Two-Layer Convolutional Autoencoders Trained on Normal Data Provably Detect Unseen Anomalies
Abstract
Anomaly detection refers to the techniques that identify (probably unseen) rare or suspicious data that deviate significantly from the pre-defined normal data (Chalapathy & Chawla, 2019; Ruff et al., 2021). Empirical studies have observed that generative models trained on normal data tend to produce larger reconstruction errors when reconstructing anomalies. Based on this observation, researchers have developed various anomaly detection methods, referred to as reconstruction-based anomaly detection (RBAD) (Lv et al., 2024; Li et al., 2024) in the literature. Despite the empirical success of RBAD, the theoretical understanding of RBAD is still limited.
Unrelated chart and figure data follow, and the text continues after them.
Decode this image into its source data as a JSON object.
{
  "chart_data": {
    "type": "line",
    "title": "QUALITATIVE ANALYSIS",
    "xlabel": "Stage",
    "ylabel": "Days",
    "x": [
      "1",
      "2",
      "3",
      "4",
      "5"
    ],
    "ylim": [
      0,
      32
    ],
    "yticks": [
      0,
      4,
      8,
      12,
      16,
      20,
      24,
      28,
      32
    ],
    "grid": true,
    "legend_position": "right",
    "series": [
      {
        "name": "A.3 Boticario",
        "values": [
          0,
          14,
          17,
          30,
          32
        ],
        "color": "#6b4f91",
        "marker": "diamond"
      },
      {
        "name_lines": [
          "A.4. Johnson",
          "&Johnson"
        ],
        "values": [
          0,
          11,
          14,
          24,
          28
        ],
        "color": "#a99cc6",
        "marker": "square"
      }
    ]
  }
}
This paper provides a theoretical analysis of RBAD. We analyze the training dynamics of a 2-layer convolutional autoencoder and introduce the cone set of the features. We prove that the cone sets of the normal features would absorb the (convolutional) kernels of the autoencoder during training and use these absorbed kernels to reconstruct the inputs. The absorbed kernels are more aligned with the normal features, which explains the cause of the reconstruction error gap between the normal data and the anomalies. Synthesized experiments are provided to validate our theoretical findings. We also visualize the training dynamics of the autoencoder on real-world data, demonstrating our proposed cone set intuition.